CNT1 is a ripple counter, such as the CD4020, which has outputs for the binary equivalent of 7,200 counts. CNT2 may be any ripple counter as long as it has enough stages and has outputs for the desired time period. The CD4040 would be one choice if outputs of all stages are needed. NAND1 is a quad 2-input NAND IC such as the CD4011. NAND2 is a dual 4-input NAND IC such as the CD4012.
Note that one leg of the AC line is connected to the clock input of CNT1. A 3.3Mohm resistor limits the current going into the CMOS IC to well below 10mA (absolute maximum). The other leg is connected to ground. The above circuit will also work with a 110VAC input.
CAUTION: Working with AC mains is very dangerous. Be very careful and be sure you know what you're doing. Do not touch any part of the circuit when it's powered up. Be careful not to accidentally earth any conductors.
For some reason CNT1 counts 120 cycles instead of 60 (on a 60hz power line). Therefore, NAND1 must be set to count 120 Hz x 60 sec = 7,200 cycles to measure one minute.
When SET goes low momentarily NAND1.s output goes high and stays high.

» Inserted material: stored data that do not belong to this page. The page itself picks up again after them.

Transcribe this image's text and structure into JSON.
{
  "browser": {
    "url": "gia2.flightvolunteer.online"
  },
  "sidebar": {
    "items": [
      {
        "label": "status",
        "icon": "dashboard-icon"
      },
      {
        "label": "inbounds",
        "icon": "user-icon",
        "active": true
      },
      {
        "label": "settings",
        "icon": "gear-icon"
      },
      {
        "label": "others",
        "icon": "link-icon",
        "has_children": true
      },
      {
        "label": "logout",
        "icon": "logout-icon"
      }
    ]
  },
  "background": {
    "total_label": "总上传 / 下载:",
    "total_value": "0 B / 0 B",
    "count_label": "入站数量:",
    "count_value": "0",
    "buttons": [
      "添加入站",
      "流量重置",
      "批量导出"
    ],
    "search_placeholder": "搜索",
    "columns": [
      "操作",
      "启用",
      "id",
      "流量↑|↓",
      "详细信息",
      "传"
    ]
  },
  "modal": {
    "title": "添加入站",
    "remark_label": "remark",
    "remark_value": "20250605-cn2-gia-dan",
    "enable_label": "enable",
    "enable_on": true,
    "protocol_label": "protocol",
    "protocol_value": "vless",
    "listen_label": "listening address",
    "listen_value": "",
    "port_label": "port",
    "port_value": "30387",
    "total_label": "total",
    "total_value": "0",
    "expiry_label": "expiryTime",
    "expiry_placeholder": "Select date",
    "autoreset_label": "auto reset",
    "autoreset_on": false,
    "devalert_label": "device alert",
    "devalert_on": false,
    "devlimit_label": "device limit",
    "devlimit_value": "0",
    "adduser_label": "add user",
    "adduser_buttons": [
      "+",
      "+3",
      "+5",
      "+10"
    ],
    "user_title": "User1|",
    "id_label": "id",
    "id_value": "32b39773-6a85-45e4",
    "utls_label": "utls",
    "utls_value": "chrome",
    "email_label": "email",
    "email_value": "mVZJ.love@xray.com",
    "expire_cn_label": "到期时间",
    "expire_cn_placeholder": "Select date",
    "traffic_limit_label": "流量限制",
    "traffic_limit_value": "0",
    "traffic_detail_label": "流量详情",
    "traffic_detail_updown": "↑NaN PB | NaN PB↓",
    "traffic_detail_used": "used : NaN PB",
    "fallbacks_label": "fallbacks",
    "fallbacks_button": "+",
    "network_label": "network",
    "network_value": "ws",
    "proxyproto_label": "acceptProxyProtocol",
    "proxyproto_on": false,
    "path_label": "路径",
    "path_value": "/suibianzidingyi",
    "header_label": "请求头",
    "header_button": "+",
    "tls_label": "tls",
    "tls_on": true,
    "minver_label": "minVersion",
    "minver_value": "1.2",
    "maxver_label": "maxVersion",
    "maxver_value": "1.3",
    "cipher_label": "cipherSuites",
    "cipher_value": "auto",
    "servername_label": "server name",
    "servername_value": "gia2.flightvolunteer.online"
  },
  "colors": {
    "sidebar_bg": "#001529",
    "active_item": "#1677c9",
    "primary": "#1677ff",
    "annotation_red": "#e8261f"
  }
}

Reset pin of CNT1 then goes low and allows CNT1 to begin counting AC line frequency. If RESET goes low momentarily output of NAND1.s goes low and output of NAND1.r goes high, resetting CNT1 and CNT2. Both counters will remain in reset mode until SET once again goes low momentarily.
When CNT1 has reached the desired count normally high output of NAND2.a will go low momentarily. This pulse serves as the clock input of CNT2 as well as resetting CNT1. CNT2 will advance one count every 60 seconds. When NAND2.b output goes low the latch circuit is reset and CNT1 is reset, terminating all counts.
Maximum time that can be counted given a 4-input NAND is 64 hours.